In our latest guest post Caroline Usher, Managing Director at Chatham House explores why failures in governance have philanthropy making headlines (again) for all the wrong reasons. Yet the spotlight offers a reminder in why oversight and challenge is so necessary in fundraising.
Veterans of the UK higher education sector will remember the days before the US college admissions scandal when one of the regular features in the undergraduate cycle was a journalist pretending to be a billionaire seeking a place for a child and offering a donation to sweeten the deal. Many of us dodged the bullet but being part of a ‘big story’ can be an unwelcome professional challenge.

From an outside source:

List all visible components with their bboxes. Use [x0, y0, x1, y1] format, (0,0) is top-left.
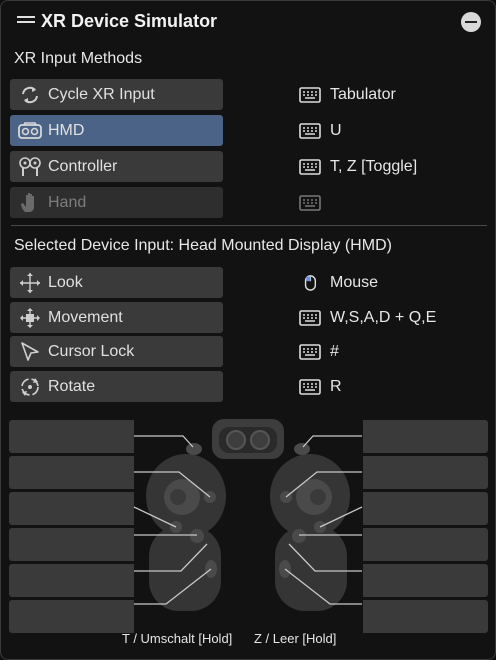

In the UK one of the enduring ‘big stories’ is the workings of its royal family. This was never more so than in 2022.
Attending the funeral of Queen Elizabeth II were representatives of many of the 600 or so charities that she and her husband served as patron or Chancellor. The late Duke of Edinburgh’s activism on a variety of causes began the move to a deeper and more active role in charities seeking major gifts from private individuals. King Charles III when Prince of Wales established a network of charitable bodies including the Prince’s Trust group, the Prince’s Foundation and several on-going initiatives supported by dedicated funds. For over 40 years the Prince’s charities have been a global force for good, but during 2022 their donor relations became the stuff of media headlines for all the wrong reasons.

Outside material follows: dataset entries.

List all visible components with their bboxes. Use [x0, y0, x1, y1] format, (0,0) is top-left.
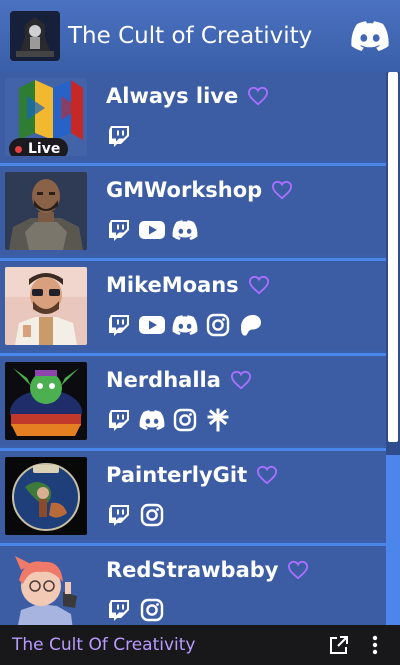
youtube-icon[interactable] — [139, 312, 165, 338]
social-links — [106, 217, 205, 243]
discord-icon[interactable] — [172, 312, 198, 338]
streamer-name-row: Always live — [106, 84, 269, 108]
social-links — [106, 123, 139, 149]
streamer-name[interactable]: Always live — [106, 84, 238, 108]
streamer-name[interactable]: GMWorkshop — [106, 178, 262, 202]
twitch-icon[interactable] — [106, 217, 132, 243]
streamer-avatar — [5, 457, 87, 535]
streamer-name[interactable]: RedStrawbaby — [106, 558, 278, 582]
follow-heart-icon[interactable] — [256, 465, 278, 485]
streamer-name-row: GMWorkshop — [106, 178, 293, 202]
twitch-icon[interactable] — [106, 312, 132, 338]
streamer-name[interactable]: Nerdhalla — [106, 368, 221, 392]
streamer-card[interactable]: Nerdhalla — [0, 356, 386, 445]
streamer-card[interactable]: RedStrawbaby — [0, 546, 386, 625]
social-links — [106, 407, 238, 433]
streamer-card[interactable]: Live Always live — [0, 72, 386, 160]
streamer-avatar: Live — [5, 78, 87, 156]
social-links — [106, 597, 172, 623]
social-links — [106, 502, 172, 528]
scrollbar[interactable] — [386, 72, 400, 625]
social-links — [106, 312, 271, 338]
header: The Cult of Creativity — [0, 0, 400, 72]
extension-name-link[interactable]: The Cult Of Creativity — [12, 635, 316, 655]
streamer-avatar — [5, 362, 87, 440]
live-label: Live — [28, 141, 61, 156]
cult-logo-icon — [10, 11, 60, 61]
discord-icon[interactable] — [139, 407, 165, 433]
more-vertical-icon[interactable] — [362, 632, 388, 658]
streamer-avatar — [5, 172, 87, 250]
twitch-icon[interactable] — [106, 597, 132, 623]
footer-bar: The Cult Of Creativity — [0, 625, 400, 665]
streamer-card[interactable]: GMWorkshop — [0, 166, 386, 255]
external-link-icon[interactable] — [326, 632, 352, 658]
follow-heart-icon[interactable] — [230, 370, 252, 390]
streamer-name-row: RedStrawbaby — [106, 558, 309, 582]
instagram-icon[interactable] — [172, 407, 198, 433]
streamer-name[interactable]: MikeMoans — [106, 273, 239, 297]
streamer-avatar — [5, 267, 87, 345]
linktree-icon[interactable] — [205, 407, 231, 433]
discord-icon[interactable] — [172, 217, 198, 243]
instagram-icon[interactable] — [205, 312, 231, 338]
patreon-icon[interactable] — [238, 312, 264, 338]
follow-heart-icon[interactable] — [248, 275, 270, 295]
twitch-icon[interactable] — [106, 502, 132, 528]
streamer-name-row: MikeMoans — [106, 273, 270, 297]
streamer-card[interactable]: MikeMoans — [0, 261, 386, 350]
streamer-name[interactable]: PainterlyGit — [106, 463, 247, 487]
community-title: The Cult of Creativity — [68, 23, 313, 49]
twitch-icon[interactable] — [106, 407, 132, 433]
live-dot-icon — [15, 145, 22, 153]
instagram-icon[interactable] — [139, 597, 165, 623]
live-badge: Live — [9, 138, 69, 156]
extension-panel: The Cult of Creativity Live Always live … — [0, 0, 400, 665]
scrollbar-thumb[interactable] — [388, 72, 398, 442]
streamer-list[interactable]: Live Always live GMWorkshop MikeMoans Ne… — [0, 72, 386, 625]
streamer-name-row: Nerdhalla — [106, 368, 252, 392]
follow-heart-icon[interactable] — [247, 86, 269, 106]
follow-heart-icon[interactable] — [271, 180, 293, 200]
streamer-avatar — [5, 552, 87, 625]
streamer-name-row: PainterlyGit — [106, 463, 278, 487]
twitch-icon[interactable] — [106, 123, 132, 149]
follow-heart-icon[interactable] — [287, 560, 309, 580]
streamer-card[interactable]: PainterlyGit — [0, 451, 386, 540]
discord-icon[interactable] — [350, 16, 390, 56]
youtube-icon[interactable] — [139, 217, 165, 243]
instagram-icon[interactable] — [139, 502, 165, 528]
scrollbar-lower-track — [386, 455, 400, 625]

It may make for a dramatized scene in a future episode of The Crown, but staff of the Prince’s charities learnt the hard way that not all things in a Fortnum & Mason bag are good. The donor who presented bags of cash may have become known to the charity following due diligence, but can a charitable organisation ever expect to receive a cash donation of £800,000 with no strings attached?

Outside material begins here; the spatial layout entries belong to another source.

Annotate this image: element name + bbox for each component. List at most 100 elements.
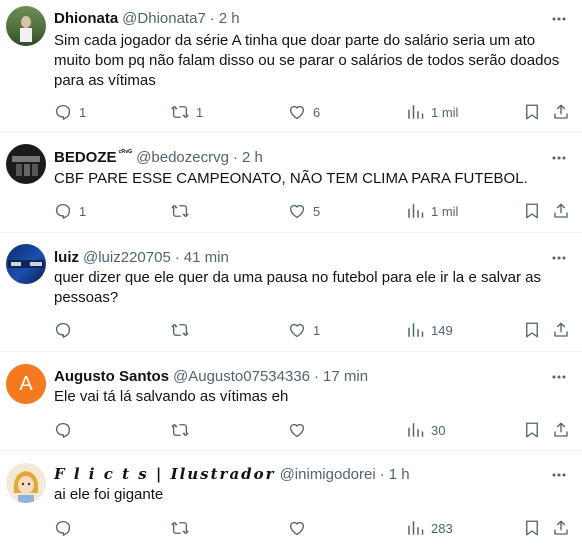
action-bar: 283	[0, 517, 582, 539]
retweet-button[interactable]: 1	[171, 101, 203, 123]
tweet-text-line: Ele vai tá lá salvando as vítimas eh	[54, 388, 289, 405]
more-options-icon[interactable]	[550, 10, 568, 28]
reply-count: 1	[79, 104, 87, 120]
avatar[interactable]	[6, 144, 46, 184]
share-button[interactable]	[552, 200, 570, 222]
share-button[interactable]	[552, 419, 570, 441]
more-options-icon[interactable]	[550, 249, 568, 267]
bookmark-button[interactable]	[523, 101, 541, 123]
author-handle[interactable]: @Augusto07534336	[173, 368, 310, 385]
tweet-text-line: Sim cada jogador da série A tinha que do…	[54, 32, 536, 49]
share-button[interactable]	[552, 517, 570, 539]
avatar-letter: A	[19, 372, 33, 395]
heart-icon	[289, 204, 305, 219]
reply-tweet[interactable]: A Augusto Santos @Augusto07534336 · 17 m…	[0, 352, 582, 451]
like-button[interactable]: 6	[288, 101, 320, 123]
author-handle[interactable]: @inimigodorei	[280, 466, 376, 483]
reply-button[interactable]	[54, 319, 79, 341]
author-handle[interactable]: @Dhionata7	[122, 10, 206, 27]
separator-dot: ·	[379, 465, 385, 483]
reply-button[interactable]	[54, 419, 79, 441]
author-name[interactable]: luiz	[54, 249, 79, 266]
like-button[interactable]	[288, 419, 313, 441]
more-options-icon[interactable]	[550, 466, 568, 484]
retweet-icon	[171, 204, 189, 218]
timestamp[interactable]: 2 h	[242, 149, 263, 166]
share-icon	[554, 104, 568, 119]
tweet-text: CBF PARE ESSE CAMPEONATO, NÃO TEM CLIMA …	[54, 169, 564, 189]
avatar[interactable]	[6, 463, 46, 503]
view-count: 1 mil	[431, 203, 459, 219]
timestamp[interactable]: 41 min	[184, 249, 229, 266]
retweet-button[interactable]	[171, 419, 196, 441]
like-button[interactable]	[288, 517, 313, 539]
reply-button[interactable]: 1	[54, 101, 86, 123]
more-options-icon[interactable]	[550, 149, 568, 167]
tweet-text: Ele vai tá lá salvando as vítimas eh	[54, 387, 564, 407]
share-button[interactable]	[552, 319, 570, 341]
author-handle[interactable]: @bedozecrvg	[136, 149, 229, 166]
reply-tweet[interactable]: BEDOZE ᶜᴿᵛᴳ @bedozecrvg · 2 h CBF PARE E…	[0, 133, 582, 233]
separator-dot: ·	[209, 9, 215, 27]
bookmark-button[interactable]	[523, 517, 541, 539]
reply-tweet[interactable]: F l i c t s | Ilustrador @inimigodorei ·…	[0, 451, 582, 547]
view-count: 283	[431, 520, 453, 536]
views-icon	[408, 105, 424, 119]
bookmark-button[interactable]	[523, 419, 541, 441]
author-name[interactable]: Dhionata	[54, 10, 118, 27]
avatar[interactable]	[6, 6, 46, 46]
timestamp[interactable]: 2 h	[219, 10, 240, 27]
action-bar: 30	[0, 419, 582, 441]
more-options-icon[interactable]	[550, 368, 568, 386]
reply-count: 1	[79, 203, 87, 219]
retweet-button[interactable]	[171, 517, 196, 539]
bookmark-button[interactable]	[523, 319, 541, 341]
views-icon	[408, 423, 424, 437]
author-name[interactable]: F l i c t s | Ilustrador	[54, 465, 276, 483]
share-button[interactable]	[552, 101, 570, 123]
reply-icon	[55, 322, 71, 338]
views-button[interactable]: 30	[406, 419, 445, 441]
share-icon	[554, 520, 568, 535]
like-count: 1	[313, 322, 321, 338]
retweet-count: 1	[196, 104, 204, 120]
timestamp[interactable]: 1 h	[389, 466, 410, 483]
views-icon	[408, 521, 424, 535]
separator-dot: ·	[174, 248, 180, 266]
heart-icon	[289, 323, 305, 338]
tweet-text: ai ele foi gigante	[54, 485, 564, 505]
tweet-text-line: CBF PARE ESSE CAMPEONATO, NÃO TEM CLIMA …	[54, 170, 528, 187]
tweet-text-line: quer dizer que ele quer da uma pausa no …	[54, 269, 541, 286]
reply-button[interactable]: 1	[54, 200, 86, 222]
avatar[interactable]	[6, 244, 46, 284]
views-button[interactable]: 1 mil	[406, 101, 458, 123]
author-badge: ᶜᴿᵛᴳ	[118, 147, 133, 157]
bookmark-icon	[526, 203, 538, 219]
timestamp[interactable]: 17 min	[323, 368, 368, 385]
like-count: 5	[313, 203, 321, 219]
reply-tweet[interactable]: Dhionata @Dhionata7 · 2 h Sim cada jogad…	[0, 0, 582, 133]
action-bar: 1 149	[0, 319, 582, 341]
author-name[interactable]: Augusto Santos	[54, 368, 169, 385]
tweet-text: Sim cada jogador da série A tinha que do…	[54, 31, 564, 91]
author-handle[interactable]: @luiz220705	[83, 249, 171, 266]
reply-button[interactable]	[54, 517, 79, 539]
like-count: 6	[313, 104, 321, 120]
retweet-icon	[171, 323, 189, 337]
tweet-text-line: ai ele foi gigante	[54, 486, 164, 503]
views-button[interactable]: 283	[406, 517, 453, 539]
bookmark-button[interactable]	[523, 200, 541, 222]
avatar[interactable]: A	[6, 364, 46, 404]
views-button[interactable]: 149	[406, 319, 453, 341]
like-button[interactable]: 1	[288, 319, 320, 341]
author-name[interactable]: BEDOZE	[54, 149, 117, 166]
action-bar: 1 1 6 1 mil	[0, 101, 582, 123]
views-button[interactable]: 1 mil	[406, 200, 458, 222]
retweet-icon	[171, 105, 189, 119]
retweet-button[interactable]	[171, 200, 196, 222]
reply-tweet[interactable]: luiz @luiz220705 · 41 min quer dizer que…	[0, 233, 582, 352]
retweet-button[interactable]	[171, 319, 196, 341]
like-button[interactable]: 5	[288, 200, 320, 222]
tweet-text-line: muito bom pq não falam disso ou se parar…	[54, 52, 560, 69]
separator-dot: ·	[232, 148, 238, 166]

Another private gift resulted in Scotland Yard investigations of ‘cash for honours’ and cost at least one member of charity staff their job.
These cases date back several years but even if they predated the Fundraising Regulator one would have expected money laundering or audit trails to have been a consideration before the future King was put in the position of personally accepting the money. The more recent confusion about whether third parties may have taken a finder’s fee from a major gift to one of the Prince’s charities resulted in hasty reassurance that the ‘fixers’ in question were no longer working with the Prince’s charities. The apparently undocumented roles of third parties to solicit a gift which was acknowledged but later partly returned potentially represented a breach of the standards for working with others in the code of fundraising practice and in 2022 both the Scottish and English charity regulators mounted investigations.
King Charles III has always been known for his strong work ethic but even he will have less time to be personally involved in the business of international philanthropy. So, his workload management creates the opportunity to redefine his charitable endeavours and take stock of how the fundraising will work in future. What is the key learning from these headlines?
There is no doubt that behind the tabloid headlines will be committed and hard-working people who were trying to connect generous donors with the inspiring work of the Prince’s charities. But what seems to have failed them is the timely oversight and challenge that good governance offers. Royal charities are here to stay and will survive and thrive beyond the headlines of 2022 but charities and not for profit organisations can and do fail because of bad governance.
Any advancement and fundraising professional involved in a charity or not for profit organisation with failing governance can pay a high personal and professional price.
We should all make it our business to understand the governance strengths and weaknesses of the causes we work for and support.
Let’s not wait until we become clickbait.